Gill Landry had it all – he was in the Old Crow Medicine Show, had just won his second Grammy with that band, and moreover he was in love – not just in love but all set to be married. Feeling a need to move on musically he decided to go solo, recorded an album and hit the road with it. And then the bottom fell out of his world – the girl left, heartache moved in and seemed to have settled down to stay. The songs on this new album reflect this turn of fortune’s wheel – and also acted as a form of therapy for those bruised emotions. It’s an open question as to the title’s meaning – Landry has suggested that he’s alluding to an unexpected winner that comes out of nowhere, it’s worth recalling thought that the third horseman of the apocalypse, Famine, rode a dark horse. Thus a famine of love – well, there’s more than a hint of that in the songs themselves.
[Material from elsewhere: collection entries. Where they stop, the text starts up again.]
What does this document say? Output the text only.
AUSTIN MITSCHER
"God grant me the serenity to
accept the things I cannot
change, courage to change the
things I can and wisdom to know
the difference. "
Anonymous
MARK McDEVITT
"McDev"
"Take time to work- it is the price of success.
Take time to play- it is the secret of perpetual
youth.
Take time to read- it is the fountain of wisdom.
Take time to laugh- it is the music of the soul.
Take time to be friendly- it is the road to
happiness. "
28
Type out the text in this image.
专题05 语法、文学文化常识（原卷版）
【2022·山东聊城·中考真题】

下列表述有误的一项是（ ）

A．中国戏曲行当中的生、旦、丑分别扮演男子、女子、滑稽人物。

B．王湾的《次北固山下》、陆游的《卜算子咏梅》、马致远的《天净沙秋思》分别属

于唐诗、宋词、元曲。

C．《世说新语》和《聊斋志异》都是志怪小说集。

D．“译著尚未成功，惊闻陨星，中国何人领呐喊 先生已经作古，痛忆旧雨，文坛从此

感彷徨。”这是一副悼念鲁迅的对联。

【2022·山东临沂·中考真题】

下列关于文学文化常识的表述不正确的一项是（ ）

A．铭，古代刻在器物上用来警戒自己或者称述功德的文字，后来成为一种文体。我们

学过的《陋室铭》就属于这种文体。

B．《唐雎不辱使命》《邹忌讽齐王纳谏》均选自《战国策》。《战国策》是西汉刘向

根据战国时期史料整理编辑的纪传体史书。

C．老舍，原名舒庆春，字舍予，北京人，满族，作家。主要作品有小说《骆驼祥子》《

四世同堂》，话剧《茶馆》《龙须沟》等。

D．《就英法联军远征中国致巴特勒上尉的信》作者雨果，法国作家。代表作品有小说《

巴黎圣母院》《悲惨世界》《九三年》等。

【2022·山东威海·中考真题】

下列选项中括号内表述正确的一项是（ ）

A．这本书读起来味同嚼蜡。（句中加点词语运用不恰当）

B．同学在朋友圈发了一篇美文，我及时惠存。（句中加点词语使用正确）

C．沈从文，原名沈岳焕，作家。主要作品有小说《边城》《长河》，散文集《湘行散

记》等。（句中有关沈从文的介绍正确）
For all that it tells of a harsh goodbye the first track up, Denver Girls, sets an epic tone for the album – with dark mournful chords, and a grandiose retelling of a betrayal, it’s akin to Lee Hazlewood at his best, right down to Gill Landry’s growl of a baritone. A more down to earth telling of the tale comes drenched in pedal steel on the slow and aching Broken Hearts & Things We’ll Never Know. In a filmic narration boy meets girl in a bar and, well, “you may have seen this one before / It starts with a hello / It ends with broken hearts and things we’ll never know”. It’s a song that captures a dark light that illumines a pain that seems like the end of the world, full of honest feelings it is a hard earned bruise that’s painfully beautiful. There’s a sense of an acceptance in The Only Game in Town, albeit an acceptance that love is a chimera and that the game of love is just a fools gamble. It’s a song that’s infused with a wary cynicism: “We just met / I appreciate the enthusiasm / but don’t fall in love just yet”.
There’s no shortage of Americana albums that draw inspiration from a failed love affair, the girl who didn’t turn out to be the one despite all the signs to the contrary. Many involve heading off to a cabin to write and record – and yes Gill Landry did do that too. Most such albums though feel like the desired end product – the singer had just enough heartache to get material for a half-dozen decent songs. Not Gill Landry – and not Love rides a Dark Horse. The music is too good, too mature, and the pain feels too bad, too hard to deal with. Love Rides a Dark Horse is a fitting tribute to something that clearly meant a lot to its creator – and because of this it’ll mean a lot to the attuned listener. Hell – it’s a great album for a broken heart.